Studying as I am now in the Gaeltacht region of Ireland (essentially a linguistic heritage zone) I’m seeing and studying the importance of language as men like Douglas Hyde and Franz Fanon see it – as a tool for revolution and change. The language you use shapes the world you see – more languages, bigger world. Different language, different world, different identity. The gaelic speakers around here order their thoughts differently, becuase thier language is structured in a slightly different way. Hyde, founder of the Gaelic League (a community effort to revive the old pre-English Irish culture) and the first president of Ireland, postulated in his “Necessity for De-Anglicising Ireland” speaks along the same lines regarding language as Fanon does later in Les Damnés de la Terre regarding culture as a whole: “We must teach ourselves to be less sensitive, we must teach ourselves not to be ashamed of ourselves, because the Gaelic people can never produce its best before the world as long as it remains tied to the apron-strings of another race and another island, waiting for it to move before it will venture to take any step itself…I would earnestly appeal to every one, whether Unionist or Nationalist, who wishes to see the Irish nation produce its best … to set his face against this constant running to England for our books, literature, music, games, fashions, and ideas. I appeal to every one whatever his politics -- for this is no political matter -- to do his best to help the Irish race to develop in future upon Irish lines, even at the risk of encouraging national aspirations, because upon Irish lines alone can the Irish race once more become what it was of yore -- one of the most original, artistic, literary, and charming peoples of Europe.”

Language is powerful. Language shapes our thinking, and our identity. In my own writing, I love pulling in language phrases distinct from my own English base, though it’s often said that writers should avoid doing this. I believe the criticism comes from the manga fanfiction community where those fans with Japanese cultural jealousy (for a complete explanation of what that is, see my Galway Rover Blog) throw in their unnecessary token words with wild abandon to somehow prove they are worthy of writing Japanese characters in a Japanese context. There, the usage is to prove inclusion in a group – I use my foreign words to prove difference, because of that removal from the text that they create. If my readers don’t understand it, good.

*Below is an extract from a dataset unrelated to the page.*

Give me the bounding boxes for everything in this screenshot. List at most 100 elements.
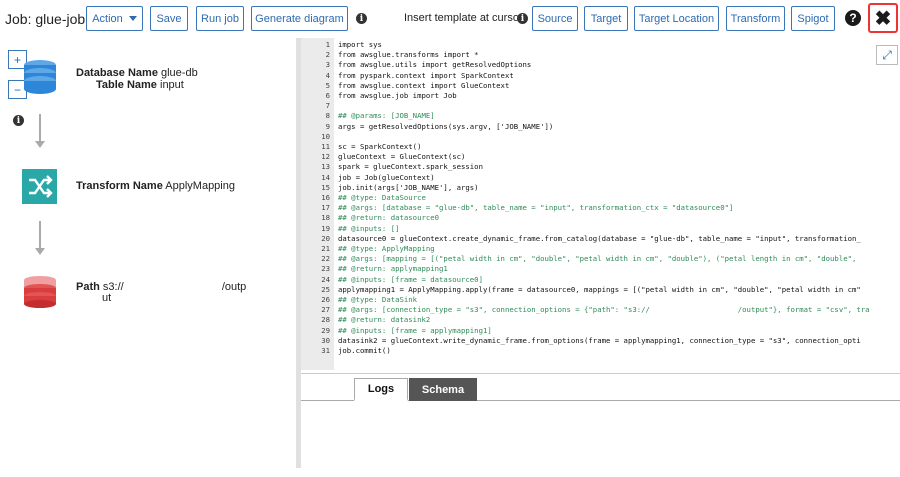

Now they know how it feels talking to my trilingual poet in real life. (I also find linguistics a good way to show off your research skills, but this doesn’t work all the time and sometimes it’s just plain annoying – see Kate Horsely’s Confessions of a Pagan Nun for token words at their translation foot-noted best.)

I shall lose my life for want of language, Parolles laments in All’s Well That Ends Well. I hope that doesn’t happen to me any time soon. Judging from the length of this blog post, I’ll probably lose my life for surfeit of it.